Berumah kardus dan kayu, beratap papan dengan potongan lembaran-lembaran plastik agar tidak bocor, sepatu tentara penemuan di empang pinggir jalan yang hanya sebelah yang selalu di dekapnya, karena cita-cita nya ingin menjadi tentara. Minum sisa-sisa susu kaleng yang akhirnya membuat sakit perut karena sudah basi....Hhhhh... hidup begitu keras untuk berpasang-pasang mata jernih malaikat kecil..

Pikirkan lagi kemana rizki kita dibelanjakan, pikirkan lagi rasa syukur yang kurang kita panjatkan, pikirkan lagi hati kita yang terkadang keras karena ketidakpedulian.. belajar..belajar.. belajar.. asah hatimu lebih dalam lagi.. semoga kelembutan yang akan kita dapatkan...amin..

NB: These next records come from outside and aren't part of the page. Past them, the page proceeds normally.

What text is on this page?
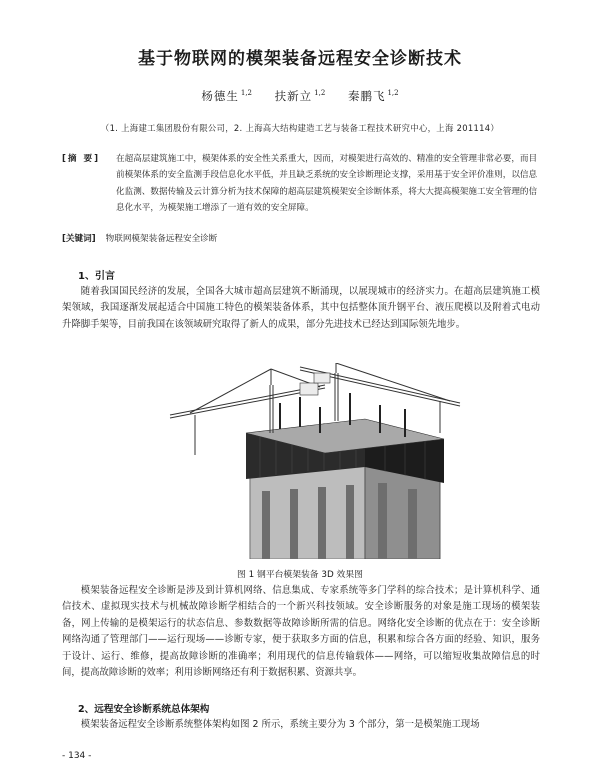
基于物联网的模架装备远程安全诊断技术
杨德生 $^{1,2}$ 扶新立 $^{1,2}$ 秦鹏飞 $^{1,2}$
（1. 上海建工集团股份有限公司，2. 上海高大结构建造工艺与装备工程技术研究中心，上海 201114）
[摘 要]	在超高层建筑施工中，模架体系的安全性关系重大，因而，对模架进行高效的、精准的安全管理非常必要，而目前模架体系的安全监测手段信息化水平低，并且缺乏系统的安全诊断理论支撑，采用基于安全评价准则，以信息化监测、数据传输及云计算分析为技术保障的超高层建筑模架安全诊断体系，将大大提高模架施工安全管理的信息化水平，为模架施工增添了一道有效的安全屏障。
[关键词] 物联网模架装备远程安全诊断
1、引言
随着我国国民经济的发展，全国各大城市超高层建筑不断涌现，以展现城市的经济实力。在超高层建筑施工模架领域，我国逐渐发展起适合中国施工特色的模架装备体系，其中包括整体顶升钢平台、液压爬模以及附着式电动升降脚手架等，目前我国在该领域研究取得了新人的成果，部分先进技术已经达到国际领先地步。
图 1 钢平台模架装备 3D 效果图
模架装备远程安全诊断是涉及到计算机网络、信息集成、专家系统等多门学科的综合技术；是计算机科学、通信技术、虚拟现实技术与机械故障诊断学相结合的一个新兴科技领域。安全诊断服务的对象是施工现场的模架装备，网上传输的是模架运行的状态信息、参数数据等故障诊断所需的信息。网络化安全诊断的优点在于：安全诊断网络沟通了管理部门——运行现场——诊断专家，便于获取多方面的信息，积累和综合各方面的经验、知识，服务于设计、运行、维修，提高故障诊断的准确率；利用现代的信息传输载体——网络，可以缩短收集故障信息的时间，提高故障诊断的效率；利用诊断网络还有利于数据积累、资源共享。
2、远程安全诊断系统总体架构
模架装备远程安全诊断系统整体架构如图 2 所示，系统主要分为 3 个部分，第一是模架施工现场
- 134 -
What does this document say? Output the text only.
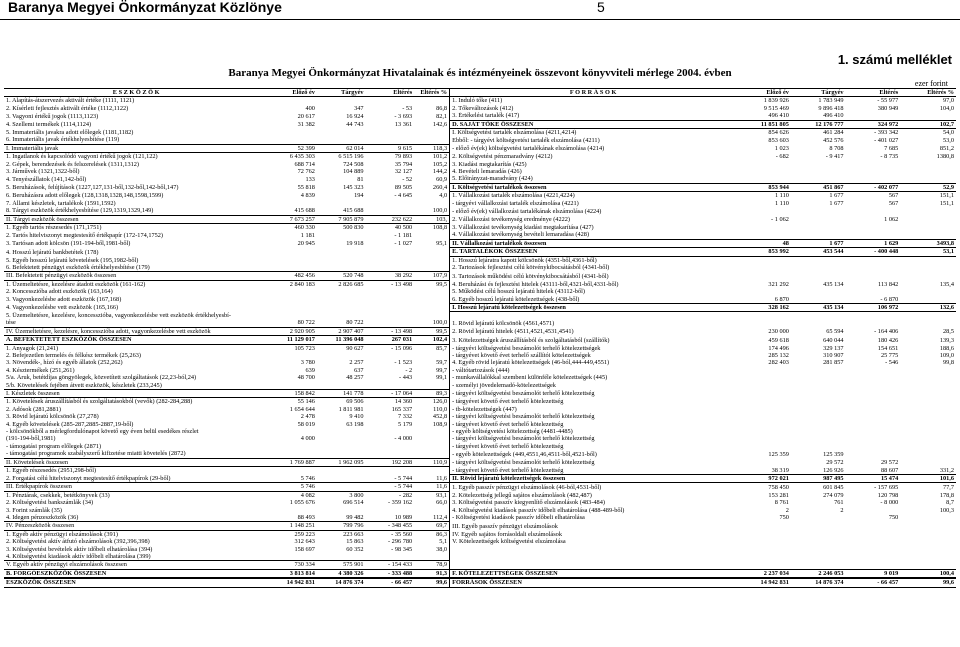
Baranya Megyei Önkormányzat Közlönye	5
1. számú melléklet
Baranya Megyei Önkormányzat Hivatalainak és intézményeinek összevont könyvviteli mérlege 2004. évben
ezer forint
E S Z K Ö Z Ö K	Előző év	Tárgyév	Eltérés	Eltérés %	F O R R Á S O K	Előző év	Tárgyév	Eltérés	Eltérés %
1. Alapítás-átszervezés aktivált értéke (1111, 1121)					1. Induló tőke (411)	1 839 926	1 783 949	- 55 977	97,0
2. Kísérleti fejlesztés aktivált értéke (1112,1122)	400	347	- 53	86,8	2. Tőkeváltozások (412)	9 515 469	9 896 418	380 949	104,0
3. Vagyoni értékű jogok (1113,1123)	20 617	16 924	- 3 693	82,1	3. Értékelési tartalék (417)	496 410	496 410		
4. Szellemi termékek (1114,1124)	31 382	44 743	13 361	142,6	D. SAJÁT TŐKE ÖSSZESEN	11 851 805	12 176 777	324 972	102,7
5. Immateriális javakra adott előlegek (1181,1182)					I. Költségvetési tartalék elszámolása (4211,4214)	854 626	461 284	- 393 342	54,0
6. Immateriális javak értékhelyesbítése (119)					Ebből: - tárgyévi költségvetési tartalék elszámolása (4211)	853 603	452 576	- 401 027	53,0
I. Immateriális javak	52 399	62 014	9 615	118,3	- előző év(ek) költségvetési tartalékának elszámolása (4214)	1 023	8 708	7 685	851,2
1. Ingatlanok és kapcsolódó vagyoni értékű jogok (121,122)	6 435 303	6 515 196	79 893	101,2	2. Költségvetési pénzmaradvány (4212)	- 682	- 9 417	- 8 735	1380,8
2. Gépek, berendezések és felszerelések (1311,1312)	688 714	724 508	35 794	105,2	3. Kiadási megtakarítás (425)				
3. Járművek (1321,1322-ből)	72 762	104 889	32 127	144,2	4. Bevételi lemaradás (426)				
4. Tenyészállatok (141,142-ből)	133	81	- 52	60,9	5. Előirányzat-maradvány (424)				
5. Beruházások, felújítások (1227,127,131-ből,132-ből,142-ből,147)	55 818	145 323	89 505	260,4	I. Költségvetési tartalékok összesen	853 944	451 867	- 402 077	52,9
6. Beruházásra adott előlegek (128,1318,1328,148,1598,1599)	4 839	194	- 4 645	4,0	1. Vállalkozási tartalék elszámolása (4221,4224)	1 110	1 677	567	151,1
7. Állami készletek, tartalékok (1591,1592)					- tárgyévi vállalkozási tartalék elszámolása (4221)	1 110	1 677	567	151,1
8. Tárgyi eszközök értékhelyesbítése (129,1319,1329,149)	415 688	415 688		100,0	- előző év(ek) vállalkozási tartalékának elszámolása (4224)				
II. Tárgyi eszközök összesen	7 673 257	7 905 879	232 622	103,	2. Vállalkozási tevékenység eredménye (4222)	- 1 062		1 062	
1. Egyéb tartós részesedés (171,1751)	460 330	500 830	40 500	108,8	3. Vállalkozási tevékenység kiadási megtakarítása (427)				
2. Tartós hitelviszonyt megtestesítő értékpapír (172-174,1752)	1 181		- 1 181		4. Vállalkozási tevékenység bevételi lemaradása (428)				
3. Tartósan adott kölcsön (191-194-ből,1981-ből)	20 945	19 918	- 1 027	95,1	II. Vállalkozási tartalékok összesen	48	1 677	1 629	3493,8
4. Hosszú lejáratú bankbetétek (178)					E. TARTALÉKOK ÖSSZESEN	853 992	453 544	- 400 448	53,1
5. Egyéb hosszú lejáratú követelések (195,1982-ből)					1. Hosszú lejáratra kapott kölcsönök (4351-ből,4361-ből)				
6. Befektetett pénzügyi eszközök értékhelyesbítése (179)					2. Tartozások fejlesztési célú kötvénykibocsátásból (4341-ből)				
III. Befektetett pénzügyi eszközök összesen	482 456	520 748	38 292	107,9	3. Tartozások működési célú kötvénykibocsátásból (4341-ből)				
1. Üzemeltetésre, kezelésre átadott eszközök (161-162)	2 840 183	2 826 685	- 13 498	99,5	4. Beruházási és fejlesztési hitelek (43111-ből,4321-ből,4331-ből)	321 292	435 134	113 842	135,4
2. Koncesszióba adott eszközök (163,164)					5. Működési célú hosszú lejáratú hitelek (43112-ből)				
3. Vagyonkezelésbe adott eszközök (167,168)					6. Egyéb hosszú lejáratú kötelezettségek (438-ből)	6 870		- 6 870	
4. Vagyonkezelésbe vett eszközök (165,166)					I. Hosszú lejáratú kötelezettségek összesen	328 162	435 134	106 972	132,6
5. Üzemeltetésre, kezelésre, koncesszióba, vagyonkezelésbe vett eszközök értékhelyesbí-									
tése	80 722	80 722		100,0	1. Rövid lejáratú kölcsönök (4561,4571)				
IV. Üzemeltetésre, kezelésre, koncesszióba adott, vagyonkezelésbe vett eszközök	2 920 905	2 907 407	- 13 498	99,5	2. Rövid lejáratú hitelek (4511,4521,4531,4541)	230 000	65 594	- 164 406	28,5
A. BEFEKTETETT ESZKÖZÖK ÖSSZESEN	11 129 017	11 396 048	267 031	102,4	3. Kötelezettségek áruszállításból és szolgáltatásból (szállítók)	459 618	640 044	180 426	139,3
1. Anyagok (21,241)	105 723	90 627	- 15 096	85,7	- tárgyévi költségvetési beszámolót terhelő kötelezettségek	174 496	329 137	154 651	188,6
2. Befejezetlen termelés és félkész termékek (25,263)					- tárgyévet követő évet terhelő szállítói kötelezettségek	285 132	310 907	25 775	109,0
3. Növendék-, hízó és egyéb állatok (252,262)	3 780	2 257	- 1 523	59,7	4. Egyéb rövid lejáratú kötelezettségek (46-ból,444-449,4551)	282 403	281 857	- 546	99,8
4. Késztermékek (251,261)	639	637	- 2	99,7	- váltótartozások (444)				
5/a. Áruk, betétdíjas göngyölegek, közvetített szolgáltatások (22,23-ból,24)	48 700	48 257	- 443	99,1	- munkavállalókkal szembeni különféle kötelezettségek (445)				
5/b. Követelések fejében átvett eszközök, készletek (233,245)					- személyi jövedelemadó-kötelezettségek				
I. Készletek összesen	158 842	141 778	- 17 064	89,3	- tárgyévi költségvetési beszámolót terhelő kötelezettség				
1. Követelések áruszállításból és szolgáltatásokból (vevők) (282-284,288)	55 146	69 506	14 360	126,0	- tárgyévet követő évet terhelő kötelezettség				
2. Adósok (281,2881)	1 654 644	1 811 981	165 337	110,0	- tb-kötelezettségek (447)				
3. Rövid lejáratú kölcsönök (27,278)	2 478	9 410	7 332	452,8	- tárgyévi költségvetési beszámolót terhelő kötelezettség				
4. Egyéb követelések (285-287,2885-2887,19-ből)	58 019	63 198	5 179	108,9	- tárgyévet követő évet terhelő kötelezettség				
- kölcsönökből a mérlegfordulónapot követő egy éven belül esedékes részlet					- egyéb költségvetési kötelezettség (4481-4485)				
(191-194-ből,1981)	4 000		- 4 000		- tárgyévi költségvetési beszámolót terhelő kötelezettség				
- támogatási program előlegek (2871)					- tárgyévet követő évet terhelő kötelezettség				
- támogatási programok szabályszerű kifizetése miatti követelés (2872)					- egyéb kötelezettségek (449,4551,46,4511-ből,4521-ből)	125 359	125 359		
II. Követelések összesen	1 769 887	1 962 095	192 208	110,9	- tárgyévi költségvetési beszámolót terhelő kötelezettség		29 572	29 572	
1. Egyéb részesedés (2951,298-ből)					- tárgyévet követő évet terhelő kötelezettség	38 319	126 926	88 607	331,2
2. Forgatási célú hitelviszonyt megtestesítő értékpapírok (29-ből)	5 746		- 5 744	11,6	II. Rövid lejáratú kötelezettségek összesen	972 021	987 495	15 474	101,6
III. Értékpapírok összesen	5 746		- 5 744	11,6	1. Egyéb passzív pénzügyi elszámolások (46-ból,4531-ből)	758 450	601 845	- 157 695	77,7
1. Pénztárak, csekkek, betétkönyvek (33)	4 082	3 800	- 282	93,1	2. Kötelezettség jellegű sajátos elszámolások (482,487)	153 281	274 079	120 798	178,8
2. Költségvetési bankszámlák (34)	1 055 676	696 514	- 359 162	66,0	3. Költségvetési passzív kiegyenlítő elszámolások (483-484)	8 761	761	- 8 000	8,7
3. Forint számlák (35)					4. Költségvetési kiadások passzív időbeli elhatárolása (488-489-ből)	2	2		100,3
4. Idegen pénzeszközök (36)	88 493	99 482	10 989	112,4	- Költségvetési kiadások passzív időbeli elhatárolása	750		750	
IV. Pénzeszközök összesen	1 148 251	799 796	- 348 455	69,7	III. Egyéb passzív pénzügyi elszámolások				
1. Egyéb aktív pénzügyi elszámolások (391)	259 223	223 663	- 35 560	86,3	IV. Egyéb sajátos forrásoldali elszámolások				
2. Költségvetési aktív átfutó elszámolások (392,396,398)	312 643	15 863	- 296 780	5,1	V. Kötelezettségek költségvetési elszámolása				
3. Költségvetési bevételek aktív időbeli elhatárolása (394)	158 697	60 352	- 98 345	38,0					
4. Költségvetési kiadások aktív időbeli elhatárolása (399)									
V. Egyéb aktív pénzügyi elszámolások összesen	730 334	575 901	- 154 433	78,9					
B. FORGÓESZKÖZÖK ÖSSZESEN	3 813 814	4 380 326	- 333 488	91,3	F. KÖTELEZETTSÉGEK ÖSSZESEN	2 237 034	2 246 053	9 019	100,4

ESZKÖZÖK ÖSSZESEN	14 942 831	14 876 374	- 66 457	99,6	FORRÁSOK ÖSSZESEN	14 942 831	14 876 374	- 66 457	99,6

Anak itu akhirnya menemukan sepatu tentara sebelahnya lagi, dan selalu memakainya kemana pun dia melangkah, walaupun kebesaran, walaupun lecet karena tanpa kaos kaki...

Semoga Allah selalu mendengar doa hati yang selalu berserah diri dan selalu bersyukur...amin..

Alhamdulillah...

*) foto dari tuan gugel
....

2 comments:

  1. Kenapa ya anak itu kepingin jadi tentara? Cita-cita yang menyedihkan..

    ReplyDelete
  2. memang...
    tapi seorang anak biasanya melihat secara kasat mata, melihat fisiknya..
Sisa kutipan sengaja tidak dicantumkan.